Why your Financial Advisor should be an independent fiduciary


When I decided to become a financial planner in the 80s I choose to work at Ameriprise Financial (at the time was called IDS). I was paid strictly on commissions and sold only IDS products. We had very strict sales goals to be met on an ongoing basis or one would face termination. Later on, I joined a Wall Street firm that was also very cut-throat. We did only institutional business with sophisticated professionals that were highly educated and financially astute. These sophisticated professionals were experts in the investment community and needed no hand-holding.

Years later in the early 90's, I decided to return to serving individuals’ investment and planning needs. I wanted to do so without being subjected to high pressure sales quotas or sales competitions designed to push insurance and other packaged products on investors in order to maximize the company's bottom line. I choose to form an independent Registered Investment Advisor firm, which by law is held to the "Fiduciary Standard". Advisors that are fiduciaries must act prudently and put the client's interests ahead of their own vs. the "Suitability Standard" (brokers are only obligated to do what is "suitable") which other financial services professionals follow. In fulfilling the "Fiduciary Standard", all of a fiduciary's fees must be fully disclosed and transparent. It still amazes me when I ask someone what percentage or amount of fees and commissions they're paying their broker and they have no idea. With a fiduciary you know.

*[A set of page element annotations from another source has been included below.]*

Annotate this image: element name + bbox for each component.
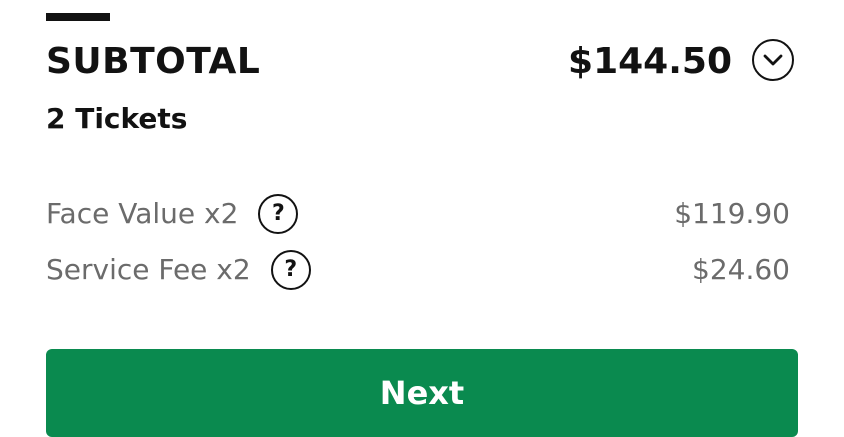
service-fee-label: Service Fee x2	[46, 253, 251, 286]
subtotal-label: SUBTOTAL	[46, 41, 261, 82]
face-value-amount: $119.90	[674, 197, 790, 230]
help-icon[interactable]: ?	[270, 250, 311, 290]
ticket-count: 2 Tickets	[46, 102, 188, 135]
face-value-label: Face Value x2	[46, 197, 239, 230]
fee-row-face-value: Face Value x2 ? $119.90	[46, 194, 790, 234]
fee-row-service-fee: Service Fee x2 ? $24.60	[46, 250, 790, 290]
section-divider	[46, 13, 110, 21]
service-fee-amount: $24.60	[692, 253, 790, 286]
expand-subtotal-button[interactable]	[752, 39, 794, 81]
next-button[interactable]: Next	[46, 349, 798, 437]
subtotal-amount: $144.50	[568, 41, 732, 82]
help-icon[interactable]: ?	[258, 194, 299, 234]
chevron-down-icon	[763, 54, 783, 66]
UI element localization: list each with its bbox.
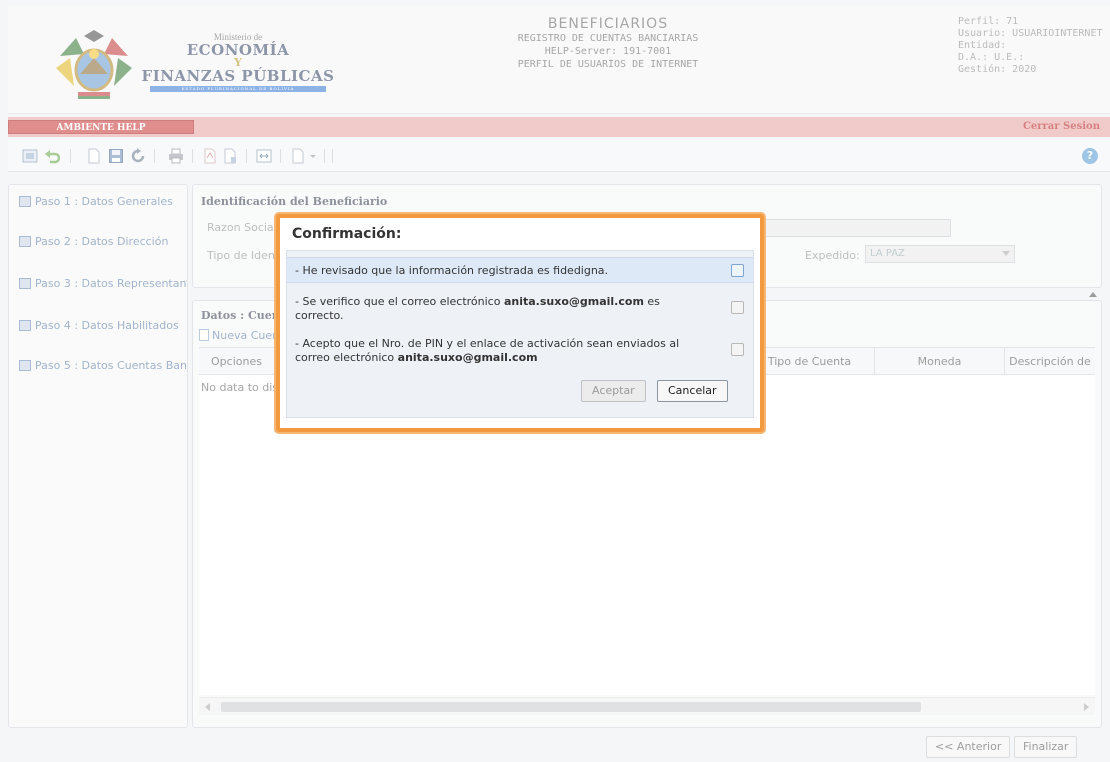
confirm-row-1: - He revisado que la información registr… [287,257,753,283]
confirm-row-2: - Se verifico que el correo electrónico … [287,295,753,327]
dialog-title: Confirmación: [292,226,402,242]
confirm-checkbox-2[interactable] [731,301,744,314]
confirm-checkbox-1[interactable] [731,264,744,277]
confirm-text-1: - He revisado que la información registr… [295,264,609,277]
accept-button[interactable]: Aceptar [581,380,646,402]
confirm-text-2-prefix: - Se verifico que el correo electrónico [295,295,504,308]
confirm-row-3: - Acepto que el Nro. de PIN y el enlace … [287,337,753,369]
confirm-email-3: anita.suxo@gmail.com [397,351,538,364]
cancel-button[interactable]: Cancelar [657,380,728,402]
confirm-email-2: anita.suxo@gmail.com [503,295,644,308]
confirm-text-3: - Acepto que el Nro. de PIN y el enlace … [295,337,695,365]
confirm-text-2: - Se verifico que el correo electrónico … [295,295,675,323]
dialog-body: - He revisado que la información registr… [286,250,754,418]
confirmation-dialog: Confirmación: - He revisado que la infor… [276,214,764,432]
confirm-checkbox-3[interactable] [731,343,744,356]
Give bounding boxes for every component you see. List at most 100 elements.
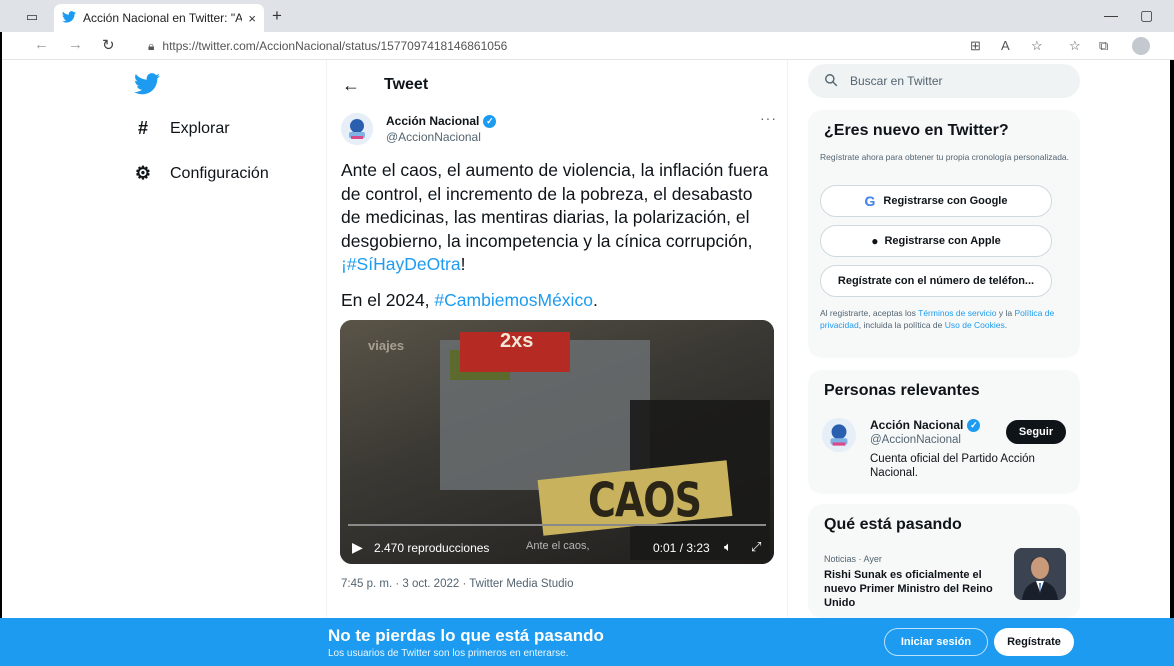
relevant-bio: Cuenta oficial del Partido Acción Nacion… (870, 453, 1035, 479)
tweet-text: Ante el caos, el aumento de violencia, l… (341, 159, 771, 277)
verified-badge-icon: ✓ (967, 418, 981, 432)
forward-nav-icon[interactable]: → (68, 36, 83, 53)
signup-card-title: ¿Eres nuevo en Twitter? (824, 122, 1009, 139)
trend-meta: Noticias · Ayer (824, 554, 882, 564)
author-avatar[interactable] (341, 113, 373, 145)
trending-title: Qué está pasando (824, 516, 962, 533)
search-input[interactable]: Buscar en Twitter (808, 64, 1080, 98)
tweet-video[interactable]: 2xs viajes CAOS ▶ 2.470 reproducciones A… (340, 320, 774, 564)
address-bar: ← → ↻ 🔒︎ https://twitter.com/AccionNacion… (0, 32, 1174, 60)
volume-icon[interactable]: 🔈︎ (724, 539, 732, 555)
login-button[interactable]: Iniciar sesión (884, 628, 988, 656)
gear-icon: ⚙ (134, 163, 152, 183)
signup-phone-button[interactable]: Regístrate con el número de teléfon... (820, 265, 1052, 297)
app-available-icon[interactable]: ⊞ (970, 38, 981, 54)
favorites-icon[interactable]: ☆ (1069, 38, 1081, 54)
relevant-name-text: Acción Nacional (870, 418, 964, 432)
search-placeholder: Buscar en Twitter (850, 74, 943, 88)
author-name-text: Acción Nacional (386, 114, 480, 128)
signup-description: Regístrate ahora para obtener tu propia … (820, 152, 1070, 162)
login-banner: No te pierdas lo que está pasando Los us… (0, 618, 1174, 666)
read-aloud-icon[interactable]: A (1001, 38, 1010, 53)
twitter-favicon-icon (62, 10, 76, 26)
terms-text: y la (996, 308, 1015, 318)
play-icon[interactable]: ▶ (352, 539, 363, 556)
relevant-people-title: Personas relevantes (824, 382, 980, 399)
button-label: Registrarse con Google (883, 195, 1008, 207)
nav-item-label: Configuración (170, 164, 269, 182)
video-time: 0:01 / 3:23 (653, 541, 710, 555)
minimize-icon[interactable]: — (1104, 7, 1118, 23)
browser-tab[interactable]: Acción Nacional en Twitter: "Ante × (54, 4, 264, 32)
twitter-logo-icon[interactable] (134, 73, 160, 95)
banner-subtitle: Los usuarios de Twitter son los primeros… (328, 648, 569, 659)
back-nav-icon[interactable]: ← (34, 36, 49, 53)
banner-title: No te pierdas lo que está pasando (328, 626, 604, 645)
favorite-add-icon[interactable]: ☆ (1031, 38, 1043, 54)
tweet-text-body: En el 2024, (341, 290, 435, 310)
terms-link[interactable]: Términos de servicio (918, 308, 996, 318)
tweet-text-second: En el 2024, #CambiemosMéxico. (341, 289, 771, 313)
video-overlay-text: CAOS (588, 472, 702, 528)
video-views: 2.470 reproducciones (374, 541, 490, 555)
tweet-timestamp[interactable]: 7:45 p. m. · 3 oct. 2022 · Twitter Media… (341, 578, 573, 590)
author-name[interactable]: Acción Nacional ✓ (386, 114, 497, 128)
nav-item-label: Explorar (170, 119, 230, 137)
relevant-avatar[interactable] (822, 418, 856, 452)
relevant-handle[interactable]: @AccionNacional (870, 434, 961, 446)
window-edge (1170, 60, 1174, 618)
video-small-text: viajes (368, 338, 405, 353)
maximize-icon[interactable]: ▢ (1140, 7, 1153, 24)
apple-icon: ● (871, 234, 879, 248)
video-progress-bar[interactable] (348, 524, 766, 526)
hashtag-icon: # (137, 118, 148, 138)
button-label: Regístrate con el número de teléfon... (837, 275, 1035, 287)
url-field[interactable]: 🔒︎ https://twitter.com/AccionNacional/sta… (148, 39, 507, 54)
back-arrow-icon[interactable]: ← (342, 75, 360, 96)
trending-card: Qué está pasando Noticias · Ayer Rishi S… (808, 504, 1080, 618)
nav-item-explorar[interactable]: # Explorar (134, 118, 230, 139)
url-text: https://twitter.com/AccionNacional/statu… (162, 39, 508, 53)
video-sign-text: 2xs (500, 330, 534, 352)
cookies-link[interactable]: Uso de Cookies (945, 320, 1005, 330)
signup-terms: Al registrarte, aceptas los Términos de … (820, 308, 1070, 331)
terms-text: , incluida la política de (858, 319, 945, 330)
tab-title: Acción Nacional en Twitter: "Ante (83, 11, 243, 25)
nav-item-configuracion[interactable]: ⚙ Configuración (134, 163, 269, 184)
reload-icon[interactable]: ↻ (102, 36, 115, 54)
close-tab-icon[interactable]: × (248, 11, 256, 26)
browser-tab-bar: ▭ Acción Nacional en Twitter: "Ante × + … (0, 0, 1174, 32)
signup-button[interactable]: Regístrate (994, 628, 1074, 656)
signup-card: ¿Eres nuevo en Twitter? Regístrate ahora… (808, 110, 1080, 358)
tweet-text-body: Ante el caos, el aumento de violencia, l… (341, 160, 769, 251)
google-icon: G (864, 193, 876, 209)
fullscreen-icon[interactable]: ⤢ (751, 539, 761, 555)
button-label: Registrarse con Apple (884, 235, 1001, 247)
page-title: Tweet (384, 76, 429, 93)
more-options-icon[interactable]: ··· (760, 110, 777, 126)
search-icon (824, 73, 838, 90)
video-caption: Ante el caos, (526, 540, 590, 552)
verified-badge-icon: ✓ (483, 114, 497, 128)
video-controls: ▶ 2.470 reproducciones Ante el caos, 0:0… (340, 532, 774, 564)
window-edge (0, 32, 2, 618)
profile-avatar[interactable] (1132, 37, 1150, 55)
lock-icon: 🔒︎ (148, 39, 155, 53)
terms-text: . (1004, 319, 1008, 330)
terms-text: Al registrarte, aceptas los (820, 308, 919, 318)
trend-thumbnail[interactable] (1014, 548, 1066, 600)
collections-icon[interactable]: ⧉ (1099, 38, 1108, 54)
relevant-name[interactable]: Acción Nacional ✓ (870, 418, 981, 432)
author-handle[interactable]: @AccionNacional (386, 130, 481, 144)
new-tab-button[interactable]: + (272, 6, 282, 26)
signup-google-button[interactable]: G Registrarse con Google (820, 185, 1052, 217)
follow-button[interactable]: Seguir (1006, 420, 1066, 444)
hashtag-link[interactable]: ¡#SíHayDeOtra (341, 254, 461, 274)
tweet-text-punct: ! (460, 254, 466, 274)
tab-actions-icon[interactable]: ▭ (12, 6, 52, 28)
relevant-people-card: Personas relevantes Acción Nacional ✓ @A… (808, 370, 1080, 494)
tweet-text-punct: . (592, 290, 598, 310)
trend-headline[interactable]: Rishi Sunak es oficialmente el nuevo Pri… (824, 568, 1002, 610)
signup-apple-button[interactable]: ● Registrarse con Apple (820, 225, 1052, 257)
hashtag-link[interactable]: #CambiemosMéxico (434, 290, 593, 310)
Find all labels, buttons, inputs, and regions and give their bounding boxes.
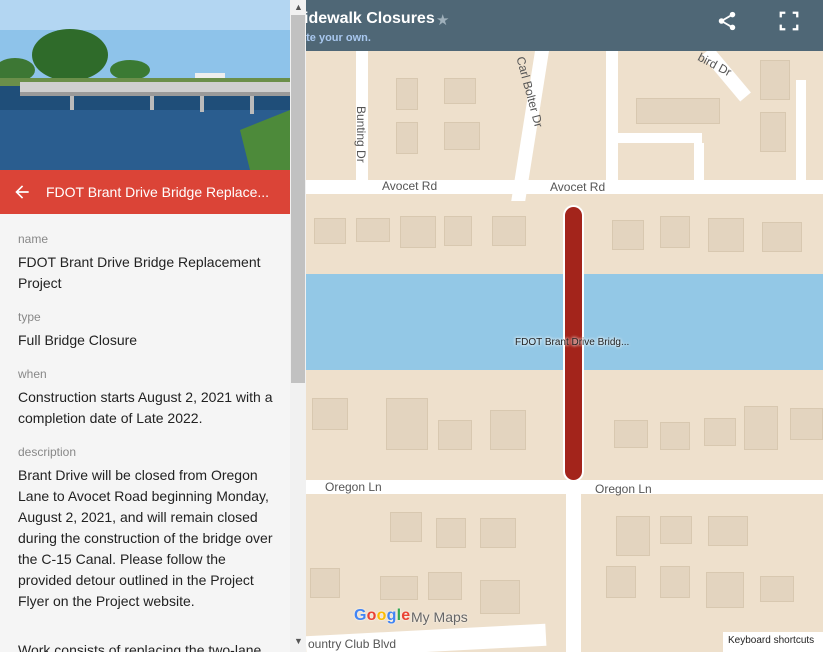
road-north-loop xyxy=(618,133,702,143)
building xyxy=(790,408,823,440)
panel-title: FDOT Brant Drive Bridge Replace... xyxy=(46,184,270,200)
road-label: Avocet Rd xyxy=(382,179,438,193)
bridge-photo xyxy=(0,0,290,170)
building xyxy=(438,420,472,450)
building xyxy=(612,220,644,250)
mymaps-label: My Maps xyxy=(411,609,468,625)
road-curve-right xyxy=(796,80,806,183)
road-north-spur xyxy=(606,51,618,183)
road-label: Oregon Ln xyxy=(595,482,652,496)
road-north-loop-v xyxy=(694,143,704,183)
building xyxy=(396,78,418,110)
building xyxy=(744,406,778,450)
road-label: ountry Club Blvd xyxy=(308,637,397,651)
building xyxy=(390,512,422,542)
building xyxy=(444,122,480,150)
building xyxy=(396,122,418,154)
road-oregon xyxy=(306,480,823,494)
building xyxy=(660,216,690,248)
field-value: Full Bridge Closure xyxy=(18,332,138,348)
building xyxy=(606,566,636,598)
scroll-thumb[interactable] xyxy=(291,15,305,383)
feature-fields: name FDOT Brant Drive Bridge Replacement… xyxy=(18,232,274,652)
building xyxy=(760,60,790,100)
building xyxy=(636,98,720,124)
scroll-down-arrow-icon[interactable]: ▼ xyxy=(294,636,303,646)
building xyxy=(380,576,418,600)
building xyxy=(704,418,736,446)
road-label: Avocet Rd xyxy=(550,180,606,194)
building xyxy=(444,216,472,246)
building xyxy=(312,398,348,430)
building xyxy=(760,576,794,602)
building xyxy=(490,410,526,450)
fullscreen-icon[interactable] xyxy=(778,10,800,32)
building xyxy=(660,566,690,598)
building xyxy=(480,518,516,548)
building xyxy=(400,216,436,248)
field-value: Brant Drive will be closed from Oregon L… xyxy=(18,467,273,609)
share-icon[interactable] xyxy=(716,10,738,32)
building xyxy=(616,516,650,556)
building xyxy=(356,218,390,242)
map-title: idewalk Closures xyxy=(304,10,435,27)
building xyxy=(660,422,690,450)
building xyxy=(706,572,744,608)
panel-scrollbar[interactable]: ▲ ▼ xyxy=(290,0,306,652)
building xyxy=(310,568,340,598)
field-value: Work consists of replacing the two-lane xyxy=(18,642,262,652)
field-value: Construction starts August 2, 2021 with … xyxy=(18,389,273,426)
details-panel: FDOT Brant Drive Bridge Replace... name … xyxy=(0,0,290,652)
google-logo: Google xyxy=(354,607,411,624)
road-label: Bunting Dr xyxy=(354,106,368,163)
building xyxy=(492,216,526,246)
building xyxy=(660,516,692,544)
building xyxy=(614,420,648,448)
building xyxy=(314,218,346,244)
building xyxy=(436,518,466,548)
field-label: type xyxy=(18,310,41,324)
field-value: FDOT Brant Drive Bridge Replacement Proj… xyxy=(18,254,261,291)
field-label: description xyxy=(18,445,77,459)
create-your-own-link[interactable]: ate your own. xyxy=(300,32,371,44)
building xyxy=(708,218,744,252)
star-icon[interactable]: ★ xyxy=(436,11,449,29)
building xyxy=(708,516,748,546)
building xyxy=(386,398,428,450)
back-arrow-icon[interactable] xyxy=(12,182,32,202)
panel-header: FDOT Brant Drive Bridge Replace... xyxy=(0,170,290,214)
road-label: Oregon Ln xyxy=(325,480,382,494)
scroll-up-arrow-icon[interactable]: ▲ xyxy=(294,2,303,12)
bridge-feature-label: FDOT Brant Drive Bridg... xyxy=(515,337,630,348)
field-label: name xyxy=(18,232,49,246)
building xyxy=(480,580,520,614)
keyboard-shortcuts-link[interactable]: Keyboard shortcuts xyxy=(723,632,823,652)
building xyxy=(762,222,802,252)
building xyxy=(428,572,462,600)
road-brant-south xyxy=(566,490,581,652)
building xyxy=(444,78,476,104)
field-label: when xyxy=(18,367,47,381)
map-header: idewalk Closures ★ ate your own. xyxy=(290,0,823,51)
building xyxy=(760,112,786,152)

There are few if any conflicts of interest when doing business with an fiduciary and if there are, she/he must disclose them. An example of a potential conflict may be when the fiduciary is getting paid based on a percentage of assets managed and the advisor recommends taking a mortgage on a house and investing the rest vs. paying off the house. Salesmen/brokers aren't inherently bad; in fact, many are quite competent, but due to pressure from their bosses are forced to push what the firm wants pushed vs. what the client needs.

The bottom line is this, unless you have the time and ability to become an expert in the discipline of investing and financial planning, it pays to have a professional you can trust who puts your interests first when guiding you through the many years of change you will go through on your journey to reaching your financial goals.